Billijke vergoeding werknemer

De kantonrechter heeft overwogen dat werknemer wel verwijtbaar heeft gehandeld, maar dat dit mede vanwege de lengte van het dienstverband en zijn functioneren in het verleden niet zwaarwichtig genoeg is voor een dringende reden. En voorts dat werknemer inmiddels ander werk heeft gevonden, zij het tegen een (iets) lager salaris. Ten slotte is overwogen dat aan werknemer een transitievergoeding is toegekend en een vergoeding wegens onregelmatige opzegging en dat er daarnaast geen aanleiding is om ook een billijke vergoeding toe te kennen. Het hof sluit zich bij deze overwegingen aan.

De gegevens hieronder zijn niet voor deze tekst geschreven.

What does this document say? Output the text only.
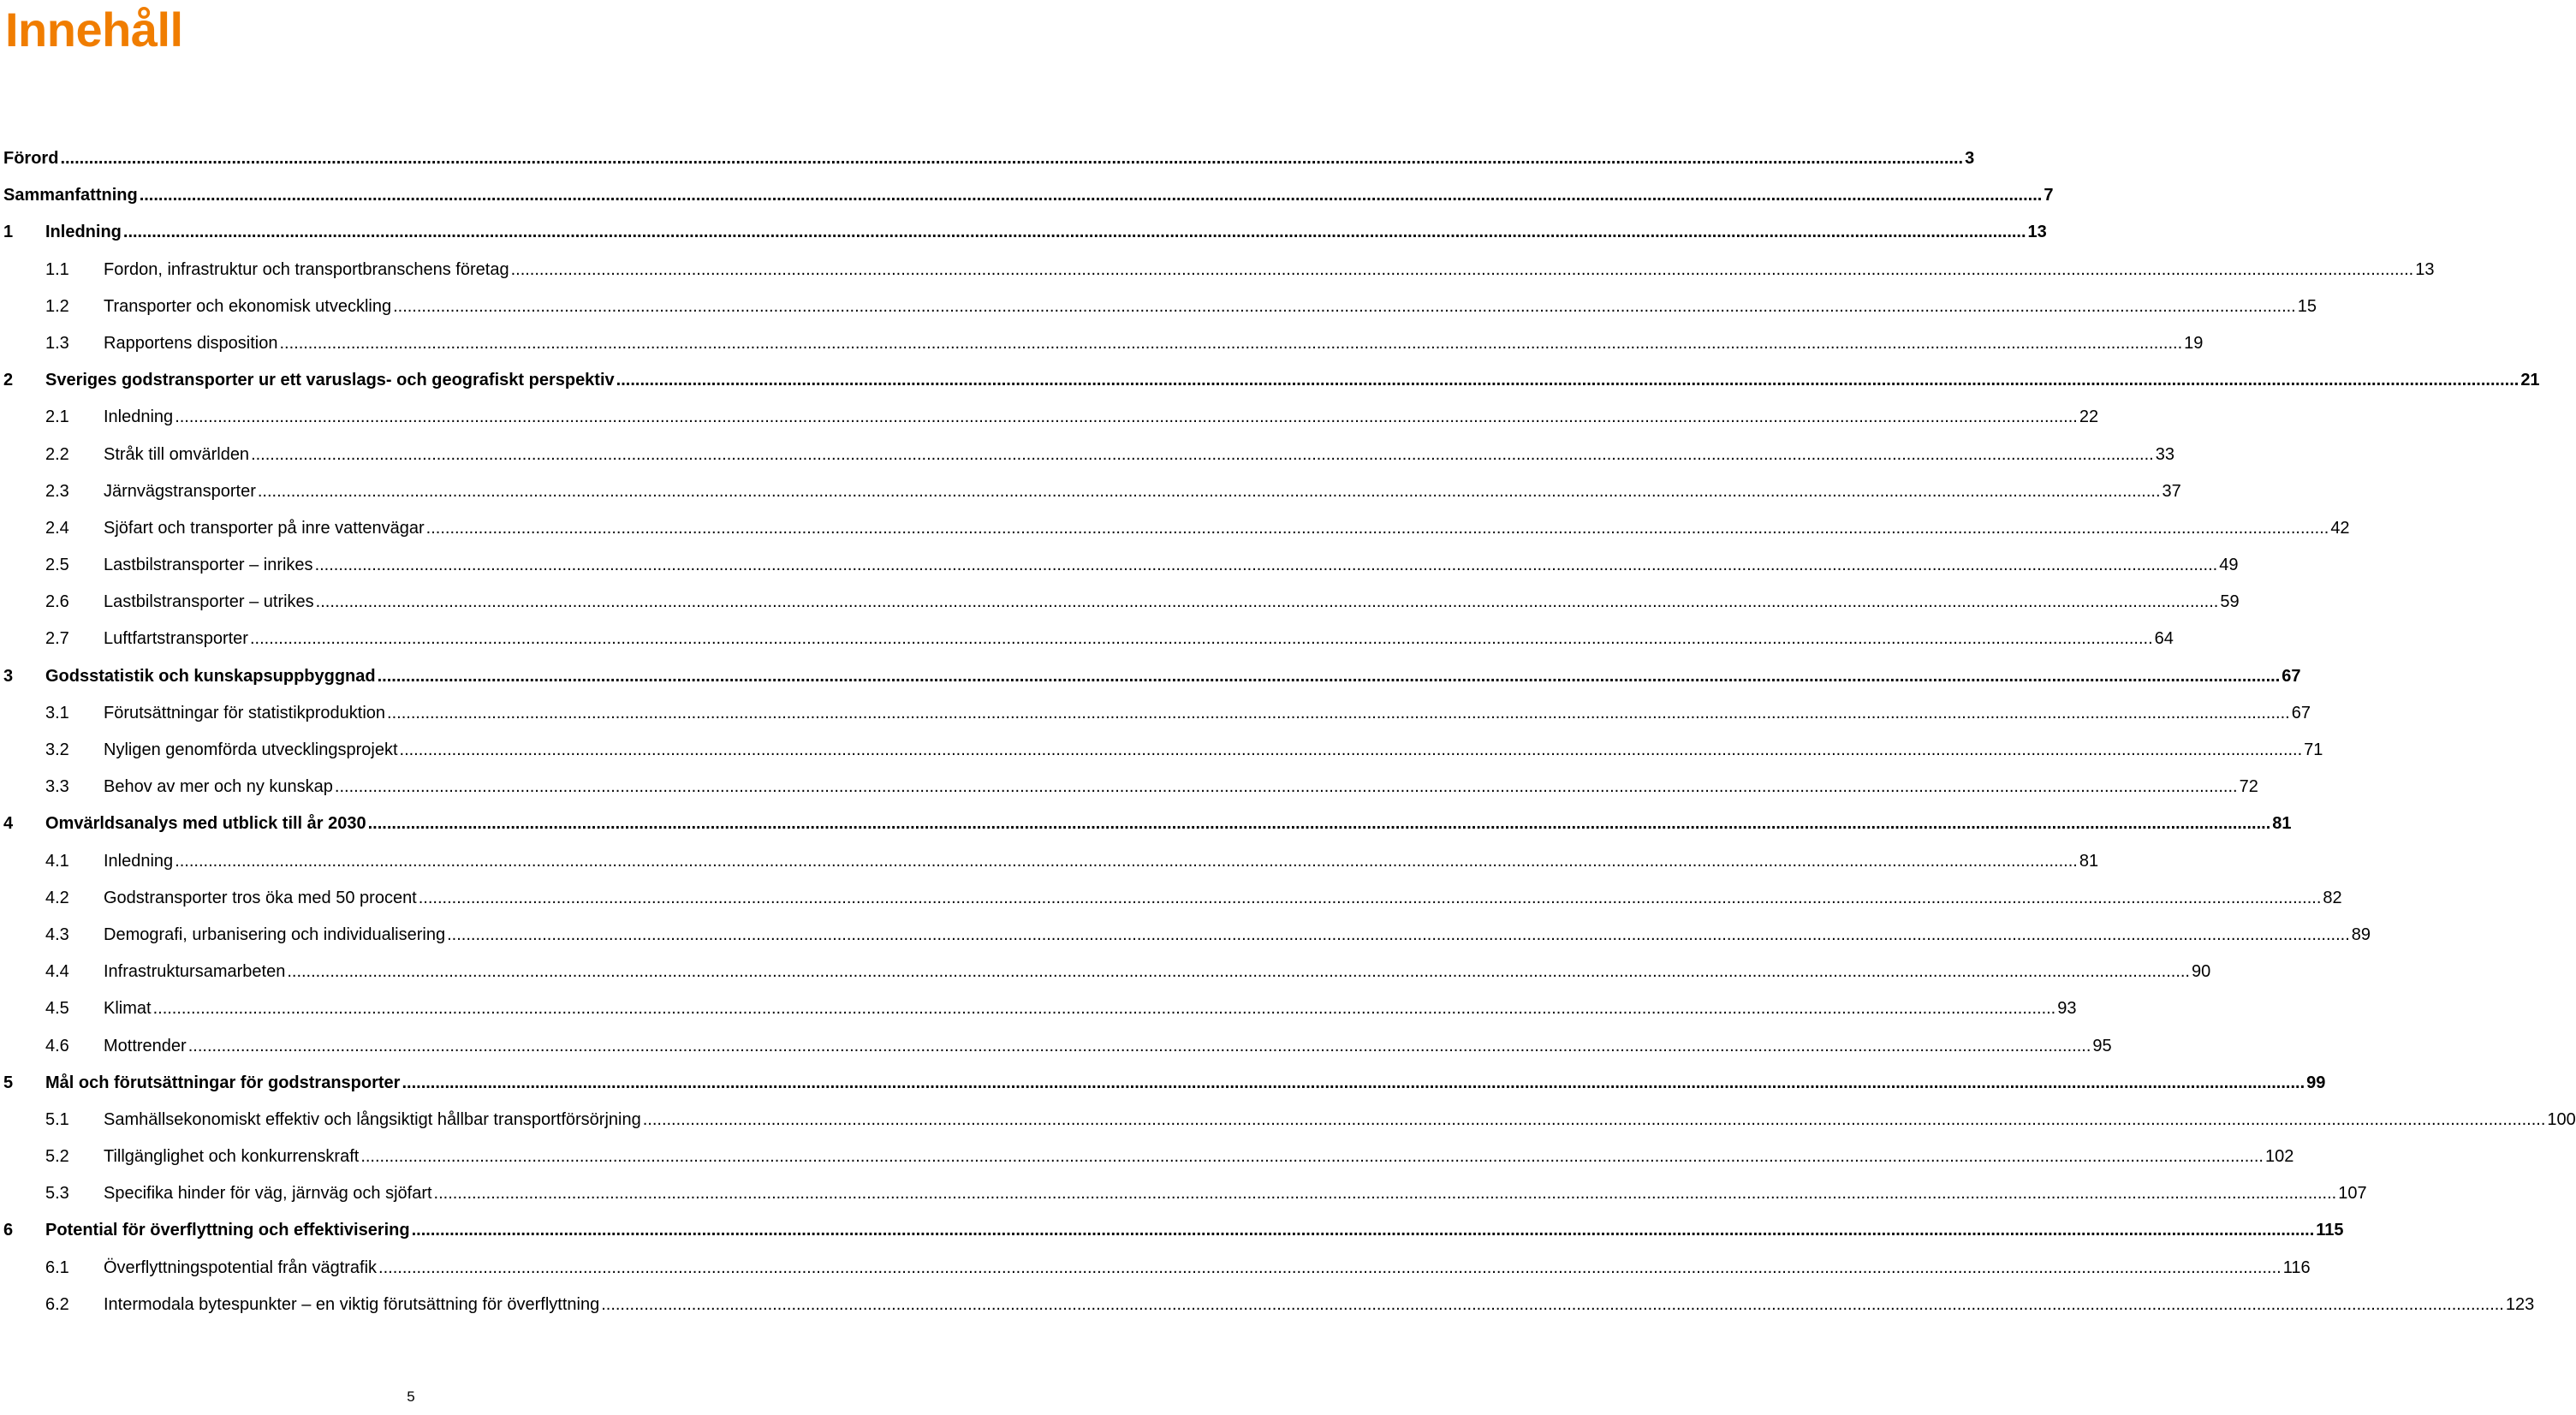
Innehåll
Förord ................................................................................................................................................................................................................................................................................................................................................................................................................ 3
Sammanfattning ................................................................................................................................................................................................................................................................................................................................................................................................................ 7
1 Inledning ................................................................................................................................................................................................................................................................................................................................................................................................................ 13
1.1 Fordon, infrastruktur och transportbranschens företag ................................................................................................................................................................................................................................................................................................................................................................................................................ 13
1.2 Transporter och ekonomisk utveckling ................................................................................................................................................................................................................................................................................................................................................................................................................ 15
1.3 Rapportens disposition ................................................................................................................................................................................................................................................................................................................................................................................................................ 19
2 Sveriges godstransporter ur ett varuslags- och geografiskt perspektiv ................................................................................................................................................................................................................................................................................................................................................................................................................ 21
2.1 Inledning ................................................................................................................................................................................................................................................................................................................................................................................................................ 22
2.2 Stråk till omvärlden ................................................................................................................................................................................................................................................................................................................................................................................................................ 33
2.3 Järnvägstransporter ................................................................................................................................................................................................................................................................................................................................................................................................................ 37
2.4 Sjöfart och transporter på inre vattenvägar ................................................................................................................................................................................................................................................................................................................................................................................................................ 42
2.5 Lastbilstransporter – inrikes ................................................................................................................................................................................................................................................................................................................................................................................................................ 49
2.6 Lastbilstransporter – utrikes ................................................................................................................................................................................................................................................................................................................................................................................................................ 59
2.7 Luftfartstransporter ................................................................................................................................................................................................................................................................................................................................................................................................................ 64
3 Godsstatistik och kunskapsuppbyggnad ................................................................................................................................................................................................................................................................................................................................................................................................................ 67
3.1 Förutsättningar för statistikproduktion ................................................................................................................................................................................................................................................................................................................................................................................................................ 67
3.2 Nyligen genomförda utvecklingsprojekt ................................................................................................................................................................................................................................................................................................................................................................................................................ 71
3.3 Behov av mer och ny kunskap ................................................................................................................................................................................................................................................................................................................................................................................................................ 72
4 Omvärldsanalys med utblick till år 2030 ................................................................................................................................................................................................................................................................................................................................................................................................................ 81
4.1 Inledning ................................................................................................................................................................................................................................................................................................................................................................................................................ 81
4.2 Godstransporter tros öka med 50 procent ................................................................................................................................................................................................................................................................................................................................................................................................................ 82
4.3 Demografi, urbanisering och individualisering ................................................................................................................................................................................................................................................................................................................................................................................................................ 89
4.4 Infrastruktursamarbeten ................................................................................................................................................................................................................................................................................................................................................................................................................ 90
4.5 Klimat ................................................................................................................................................................................................................................................................................................................................................................................................................ 93
4.6 Mottrender ................................................................................................................................................................................................................................................................................................................................................................................................................ 95
5 Mål och förutsättningar för godstransporter ................................................................................................................................................................................................................................................................................................................................................................................................................ 99
5.1 Samhällsekonomiskt effektiv och långsiktigt hållbar transportförsörjning ................................................................................................................................................................................................................................................................................................................................................................................................................ 100
5.2 Tillgänglighet och konkurrenskraft ................................................................................................................................................................................................................................................................................................................................................................................................................ 102
5.3 Specifika hinder för väg, järnväg och sjöfart ................................................................................................................................................................................................................................................................................................................................................................................................................ 107
6 Potential för överflyttning och effektivisering ................................................................................................................................................................................................................................................................................................................................................................................................................ 115
6.1 Överflyttningspotential från vägtrafik ................................................................................................................................................................................................................................................................................................................................................................................................................ 116
6.2 Intermodala bytespunkter – en viktig förutsättning för överflyttning ................................................................................................................................................................................................................................................................................................................................................................................................................ 123
5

Daaraan kan nog het volgende worden toegevoegd. Werknemer heeft erop gewezen dat hij weliswaar snel na het ontslag ander werk heeft gevonden, maar dat hij niettemin inkomensschade en pensioenschade lijdt. Werknemer heeft daarbij niet inzichtelijk gemaakt op basis van welke gegevens hij tot een voorlopig geschat bedrag aan pensioenschade van € 40.000 bruto is gekomen. Niettemin kan reeds aan de hand van de door hemzelf genoemde bedragen worden geconcludeerd dat werknemer geen inkomensschade en pensioenschade lijdt. Bij vergelijking tussen de situatie zonder de opzegging en de situatie waarin werknemer zich thans bevindt, is deze door hem gestelde schade immers gecompenseerd door de toegekende transitievergoeding en de vergoeding wegens onregelmatige opzegging van (samen) bijna € 100.000 bruto. Het hof ziet in het handelen van Oasen geen aanleiding nog een aanvullende vergoeding toe te kennen. Dit geldt temeer daar de handelwijze van werknemer ook niet in alle opzichten even correct is geweest.